Ma al di là di un nugolo di problematiche molto complesse, dentro quei corridoi e quelle celle nascono esperienze che lasciano senza parole e danno briciole di colore a un mondo di per sé grigio. Tra questi sprazzi di luce ci sono Maria e Tonino, che ormai da oltre 40 anni, per una casualità non cercata, si battono in questo mondo con gesti e azioni che sanno di straordinario, pur restando loro stessi: una coppia semplice e assolutamente nell’ombra, nella loro casa di campagna nell’estremo dei Castelli romani.

«Verso la fine degli anni Settanta – inizia Tonino –, per un atto di cortesia che ci era stato chiesto, siamo andati dall’allora parroco di Paliano, in provincia di Frosinone. Era anche cappellano del carcere locale che, come si sa, ha delle sezioni di massima sicurezza, con ospiti della storia di terrorismo e di mafia. Don Natale ci ha detto che era difficile approcciare i detenuti per parlare di questioni legate alla loro anima, alla fede; magari era più facile recapitare loro riviste ad alto contenuto valoriale che, poi, avrebbero dato opportunità di aprire un piccolo pertugio di dialogo. Ci siamo fatti dare dei nominativi di detenuti e abbiamo cominciato a chiedere offerte a nostri parenti, colleghi d’ufficio e amici, per poter fare abbonamenti alla rivista Città Nuova, destinati ai carcerati di questo penitenziario. In tutto siamo riusciti a fare una ventina di abbonamenti».

Continua Maria: «Una detenuta, F.M., si è fatta subito avanti, ringraziandoci per la rivista che aveva ricevuto. Con lei abbiamo iniziato una fitta corrispondenza. Era stata brigatista rossa e aveva perduto il fidanzato, ucciso in un conflitto a fuoco con la polizia.

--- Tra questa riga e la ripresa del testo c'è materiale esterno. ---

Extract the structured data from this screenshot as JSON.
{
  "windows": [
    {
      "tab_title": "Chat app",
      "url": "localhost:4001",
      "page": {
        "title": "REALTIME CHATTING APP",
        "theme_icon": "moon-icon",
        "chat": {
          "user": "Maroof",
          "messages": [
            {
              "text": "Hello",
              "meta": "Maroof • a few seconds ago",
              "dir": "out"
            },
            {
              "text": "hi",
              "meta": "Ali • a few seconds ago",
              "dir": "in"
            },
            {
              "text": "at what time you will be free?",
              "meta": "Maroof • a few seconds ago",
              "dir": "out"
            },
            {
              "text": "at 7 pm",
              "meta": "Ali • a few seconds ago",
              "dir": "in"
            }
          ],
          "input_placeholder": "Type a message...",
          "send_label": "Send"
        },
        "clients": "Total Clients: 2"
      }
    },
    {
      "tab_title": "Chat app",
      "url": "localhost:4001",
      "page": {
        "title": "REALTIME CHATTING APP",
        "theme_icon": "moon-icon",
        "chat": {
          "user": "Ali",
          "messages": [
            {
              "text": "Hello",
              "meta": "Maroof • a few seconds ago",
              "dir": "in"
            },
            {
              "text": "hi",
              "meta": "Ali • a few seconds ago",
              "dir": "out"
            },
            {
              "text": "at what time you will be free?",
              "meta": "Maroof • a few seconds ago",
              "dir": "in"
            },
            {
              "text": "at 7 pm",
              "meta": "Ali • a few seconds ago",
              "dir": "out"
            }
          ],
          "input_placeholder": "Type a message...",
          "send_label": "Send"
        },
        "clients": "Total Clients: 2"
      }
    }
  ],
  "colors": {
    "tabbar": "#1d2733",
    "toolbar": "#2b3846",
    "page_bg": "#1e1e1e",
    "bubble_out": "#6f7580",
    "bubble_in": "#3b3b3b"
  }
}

Ci ha scritto che in virtù della “Legge Gozzini” poteva fruire della semilibertà, qualora le avessimo procurato un lavoro esterno. Non sapevamo come aiutarla».

Abbiamo bussato a tante porte. Una di queste ha aperto un nuovo percorso. La persona contattata ci ha consegnato un foglietto con un indirizzo: «Questo sacerdote fa per voi». Così abbiamo incontrato don Francesco, parroco di Anagni e vicario del vescovo della stessa diocesi. Tonino ricorda perfettamente: «Lo abbiamo interpellato e si è attivato subito per aiutare F., laureata in Pedagogia. Dopo alcuni tentativi infruttuosi, ha azzardato nel proporre alla ragazza di insegnare ai seminaristi di Anagni e contemporaneamente di fare da segretaria al vescovo del luogo, per sbrigare soprattutto la corrispondenza. La sera rientrava in carcere con il pullman di linea. Incontrandola una volta alla fermata del pullman mi ha detto che ogni volta, al rientro in carcere, riviveva l’angoscia del momento dell’arresto».